Sciamachy (sciamachy) wrote in sangha,

Monk/nun or cleric, priest?

I notice the term most often used for a Buddhist who lives in a temple with other Buddhists, wearing saffron robes, is "monk" or "nun". I myself have used this term. Jiho Sargent, in her excellent book "Asking About Zen" says that there's only one country where there are Buddhist Monks and Nuns - and that's the USA.

There's a difference, you see. A Monk or Nun typically lives to a greater or lesser degree secluded from the world, having devoted their life to God in order to pray and meditate on the scriptures. In Buddhism, there is not the same emphasis on seclusion. The terms "Monk", "Monastic" etc are Western, English ideas that do not apply. The root of the word "Monastic" is greek, and means to live alone, apart. The implications are that to be a monk, you need to live separate from the laity.

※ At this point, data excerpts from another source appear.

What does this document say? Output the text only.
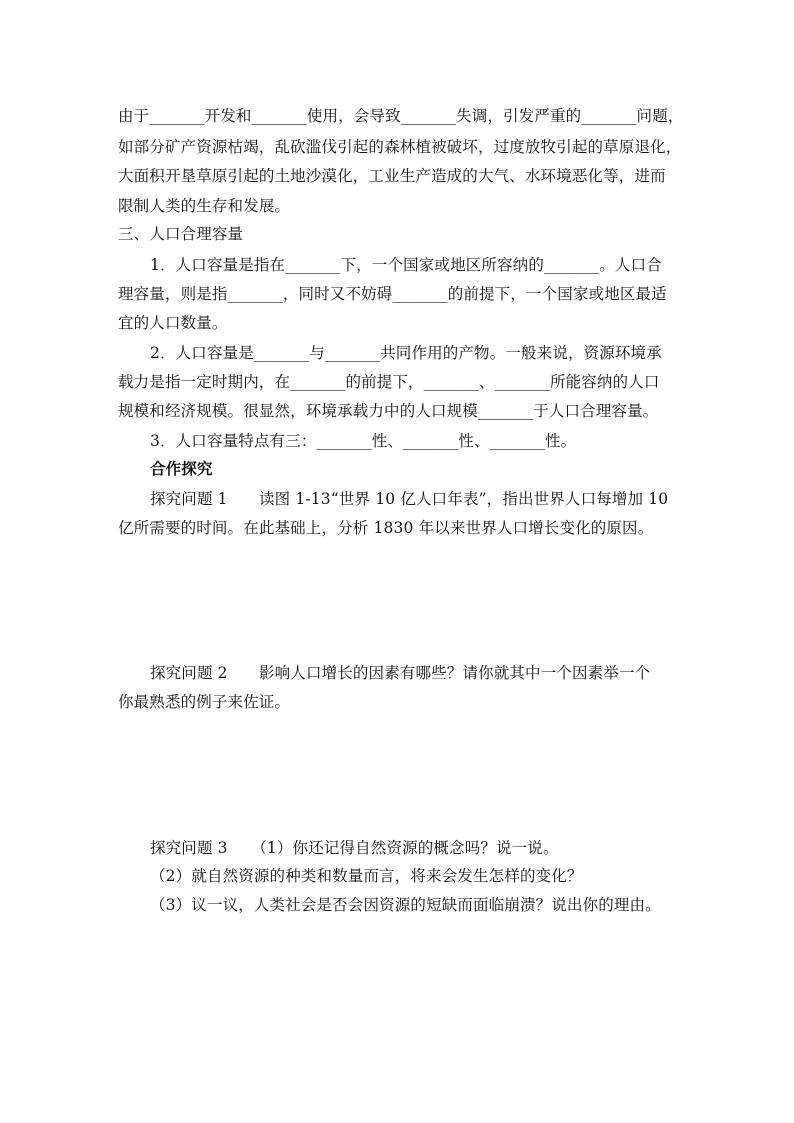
由于_______开发和_______使用，会导致_______失调，引发严重的_______问题，
如部分矿产资源枯竭，乱砍滥伐引起的森林植被破坏，过度放牧引起的草原退化，
大面积开垦草原引起的土地沙漠化，工业生产造成的大气、水环境恶化等，进而
限制人类的生存和发展。
三、人口合理容量
1．人口容量是指在_______下，一个国家或地区所容纳的_______。人口合
理容量，则是指_______，同时又不妨碍_______的前提下，一个国家或地区最适
宜的人口数量。
2．人口容量是_______与_______共同作用的产物。一般来说，资源环境承
载力是指一定时期内，在_______的前提下，_______、_______所能容纳的人口
规模和经济规模。很显然，环境承载力中的人口规模_______于人口合理容量。
3．人口容量特点有三：_______性、_______性、_______性。
合作探究
探究问题 1　　读图 1-13“世界 10 亿人口年表”，指出世界人口每增加 10
亿所需要的时间。在此基础上，分析 1830 年以来世界人口增长变化的原因。
探究问题 2　　影响人口增长的因素有哪些？请你就其中一个因素举一个
你最熟悉的例子来佐证。
探究问题 3　　（1）你还记得自然资源的概念吗？说一说。
（2）就自然资源的种类和数量而言，将来会发生怎样的变化？
（3）议一议，人类社会是否会因资源的短缺而面临崩溃？说出你的理由。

Since Buddhist clerics do not separate themselves from the Laity, but instead make daily rounds and make themselves available whenever possible to the general public, in order to do things like performing blessings, giving advice, and so on, their role is closer to that of a priest.

The lines have been somewhat blurred in recent decades since Christian monks and nuns are less secluded than they were, but nevertheless, the distinction holds. Jiho Sargent ought to know - she's a priest in Tokyo's largest Zen Buddhist temple, and has been for many years.